SQLite has been dedicated to the public domain, ostensibly removing all copyright restrictions. Technically, it has no license for the OSI to list as an OSI license.
In more concrete terms: they're the stewards of the Open Source Definition (OSD), which is a rather explicit, but still subject to interpretation, list of criteria to decide if a particular software license is, or is not, "really Open Source". This is very important in the context of "Open Source washing" that is still a thing, and was even more important a decade or two ago, when there was a Cambrian explosion of licenses which claimed to be Open Source.
They review licenses, and act as a sort of PR team for the Free Software movement. The whole point is to make Free Software not seem too scary to businesses.
In that context it is important to differentiate Free from Open Source software.
The OSI is specifically built with a different vision from the FSF.
Free software, shall always be free, with almsource and ideally all derived works.
Open Source wants the code to be spread and for that allows inclusion with commercial software. (i.e. Microsoft was able to take open source TCP/IP stacks from BSD (BSD License) and integrate with Windows 95. That wouldn't have worked with a GPL Free Software implementation. (Even LGPL)

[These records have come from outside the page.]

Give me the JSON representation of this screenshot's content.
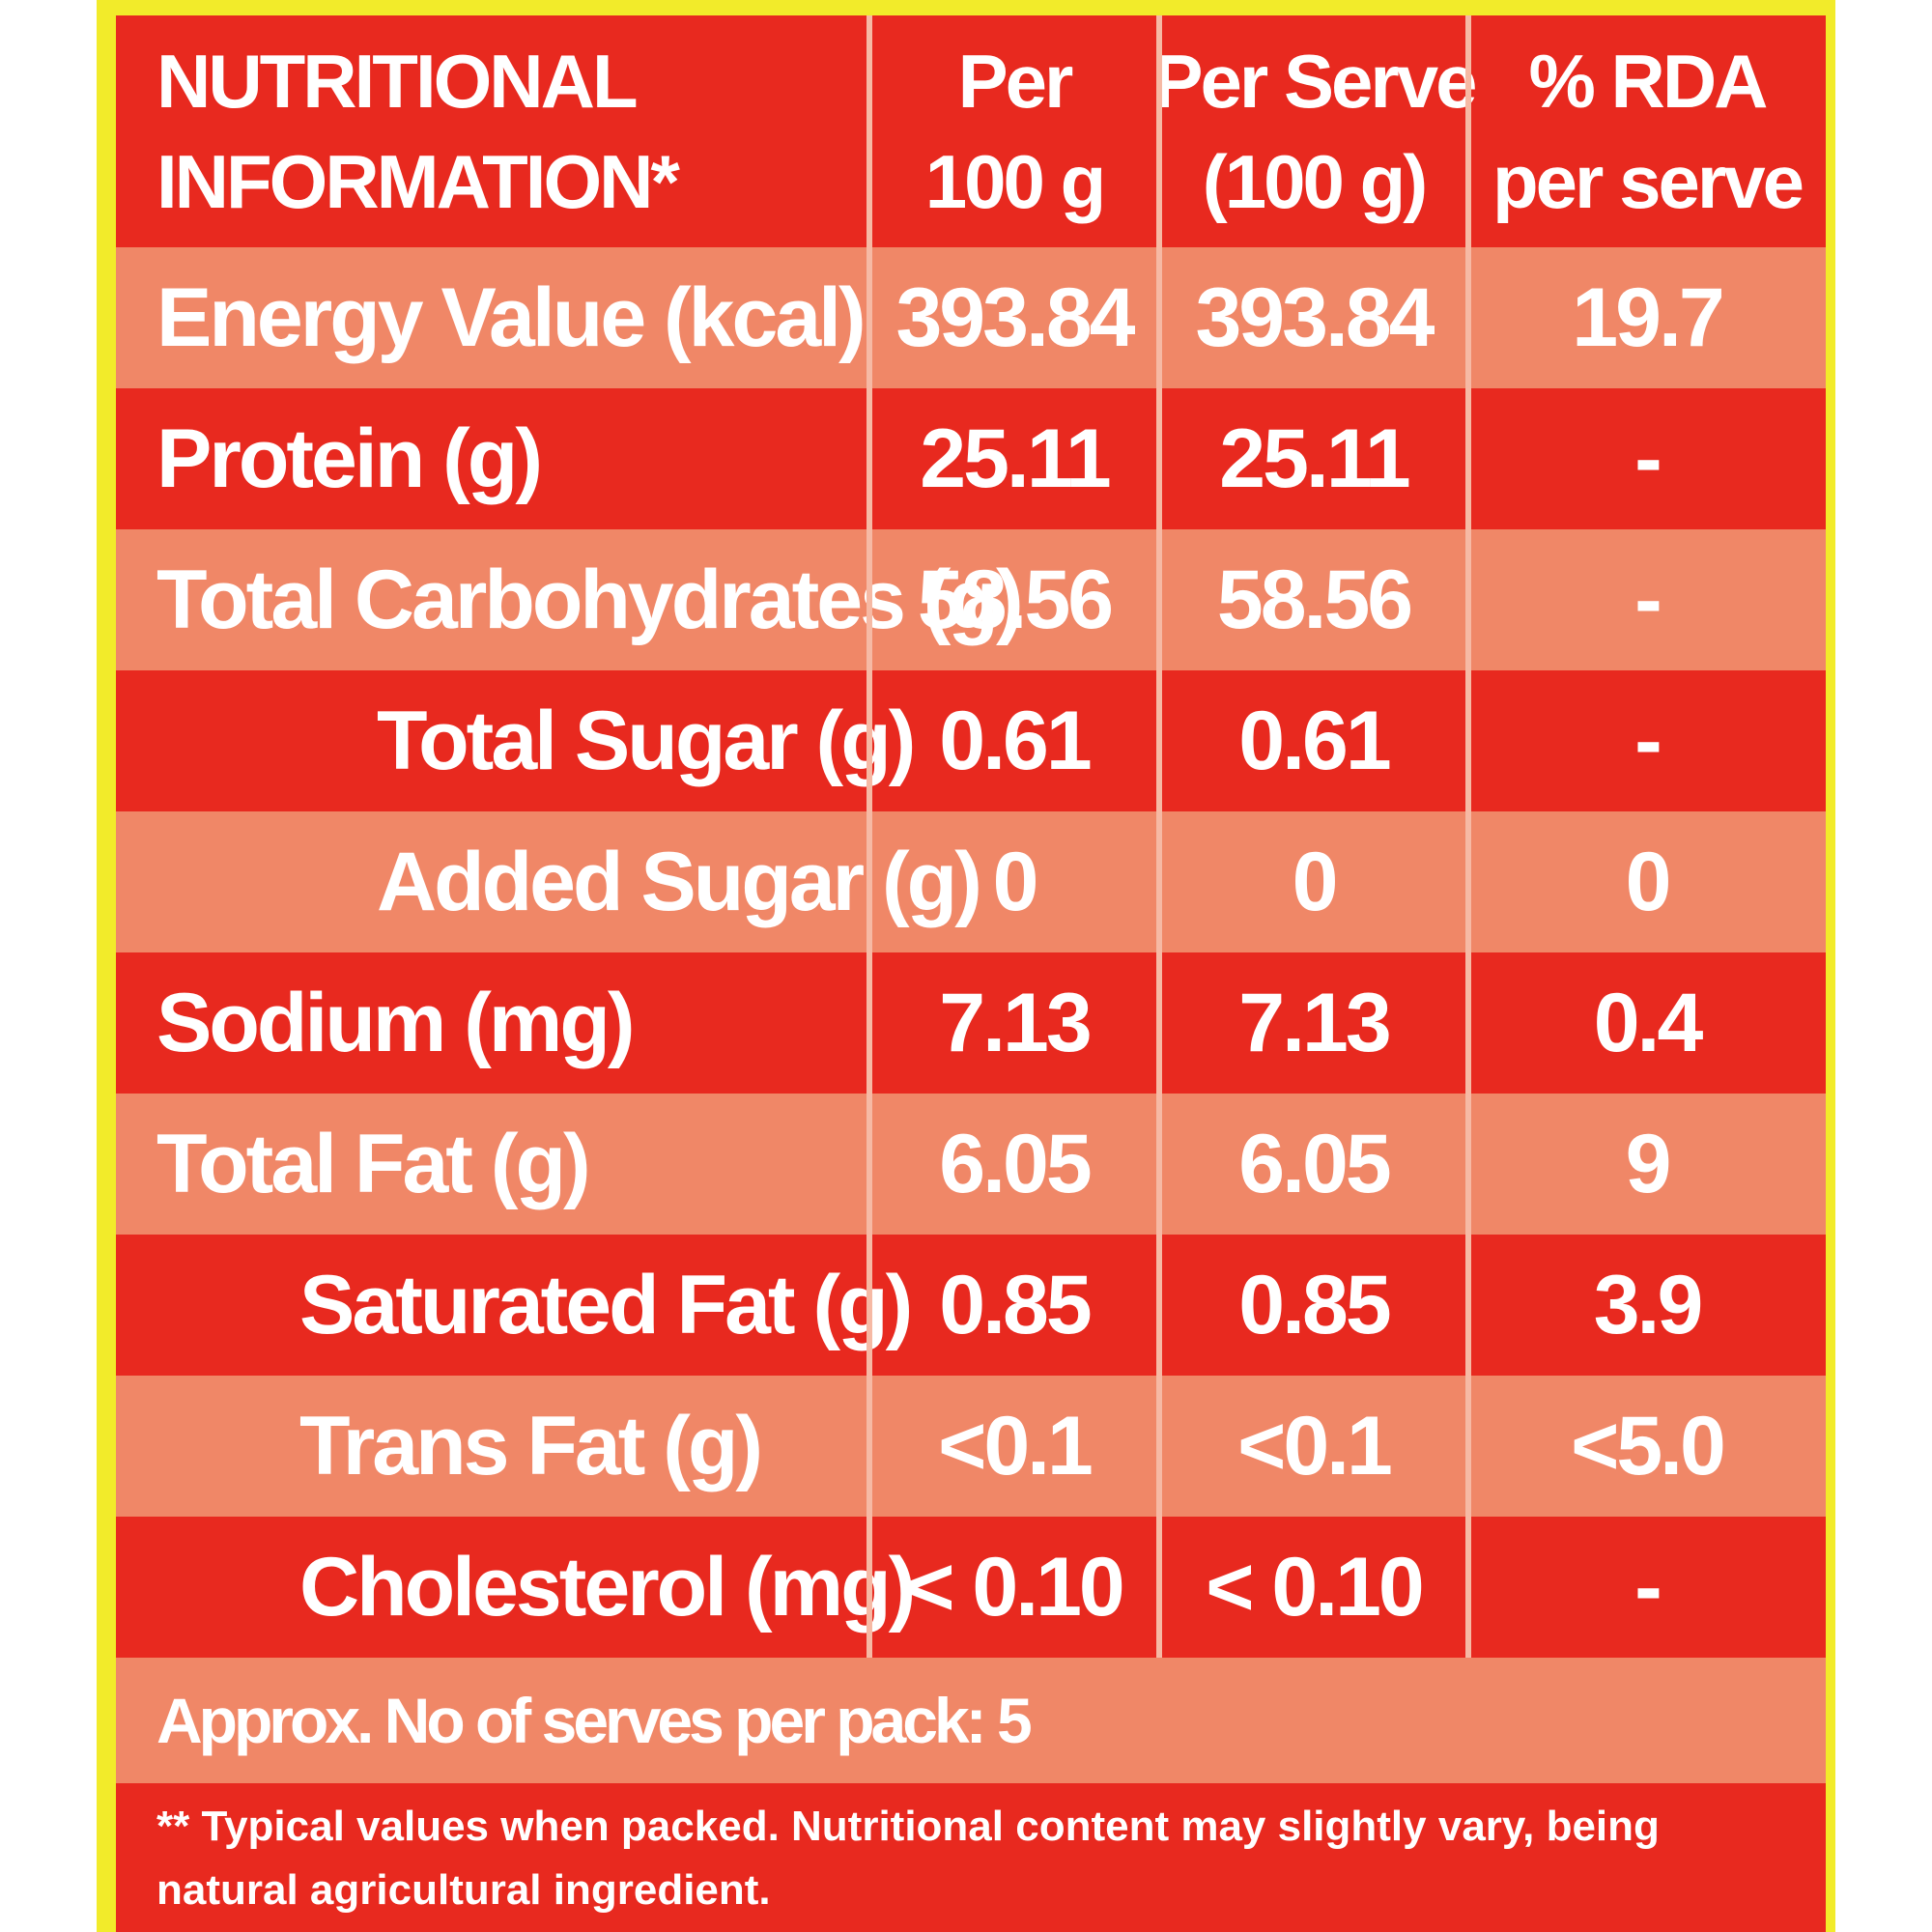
{
  "header": {
    "title_line1": "NUTRITIONAL",
    "title_line2": "INFORMATION*",
    "col1_line1": "Per",
    "col1_line2": "100 g",
    "col2_line1": "Per Serve",
    "col2_line2": "(100 g)",
    "col3_line1": "% RDA",
    "col3_line2": "per serve"
  },
  "rows": [
    {
      "name": "Energy Value  (kcal)",
      "per100": "393.84",
      "perServe": "393.84",
      "rda": "19.7"
    },
    {
      "name": "Protein  (g)",
      "per100": "25.11",
      "perServe": "25.11",
      "rda": "-"
    },
    {
      "name": "Total Carbohydrates  (g)",
      "per100": "58.56",
      "perServe": "58.56",
      "rda": "-"
    },
    {
      "name": "Total Sugar (g)",
      "per100": "0.61",
      "perServe": "0.61",
      "rda": "-"
    },
    {
      "name": "Added Sugar (g)",
      "per100": "0",
      "perServe": "0",
      "rda": "0"
    },
    {
      "name": "Sodium (mg)",
      "per100": "7.13",
      "perServe": "7.13",
      "rda": "0.4"
    },
    {
      "name": "Total Fat (g)",
      "per100": "6.05",
      "perServe": "6.05",
      "rda": "9"
    },
    {
      "name": "Saturated Fat (g)",
      "per100": "0.85",
      "perServe": "0.85",
      "rda": "3.9"
    },
    {
      "name": "Trans Fat (g)",
      "per100": "<0.1",
      "perServe": "<0.1",
      "rda": "<5.0"
    },
    {
      "name": "Cholesterol  (mg)",
      "per100": "< 0.10",
      "perServe": "< 0.10",
      "rda": "-"
    }
  ],
  "footer": {
    "serves": "Approx. No of serves per pack: 5",
    "note": "** Typical values when packed. Nutritional content may slightly vary, being natural agricultural ingredient."
  },
  "colors": {
    "border": "#f2eb2a",
    "dark_row": "#e8291f",
    "light_row": "#f08767",
    "text": "#ffffff"
  }
}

The supporting argument there is: By allowing that Microsoft's implementation was fully compatible to the rest of the world instead of having "bugs" (purposely?) in their own implementation, which would limit interoperability.
The free software argument is that they now took the code and closed it, not giving users a freedom to review (verify) and fix themselves. Which allowed Windows to play in TCP world instead of being an outsider.
No. "Free Software" is a term created by RMS/FSF. "Open Source" was later "formalized" by OSI to differentiate.
FSF puts it this way:
> Another group uses the term “open source” to mean something close (but not identical) to “free software.” We prefer the term “free software” because, once you have heard that it refers to freedom rather than price, it calls to mind freedom. The word “open” never refers to freedom.
And yes, the term "open source" predates OSI, but till OSI didn't have any specific definition and was slightly different for everybody. OSI created a mostly accepted definition whoch is distinct from FSF's Free Software definition.
If so, I think they made their point alr? I mean, this list is completly riddled to the brim with companies that use open-source! https://www.apache.org/foundation/sponsors
Previously, if your project used one of the main OS licences you were good as far as they were concerned. They mainly existed to avoid lawyers coming up with licenses that water down the rights an open source license provides.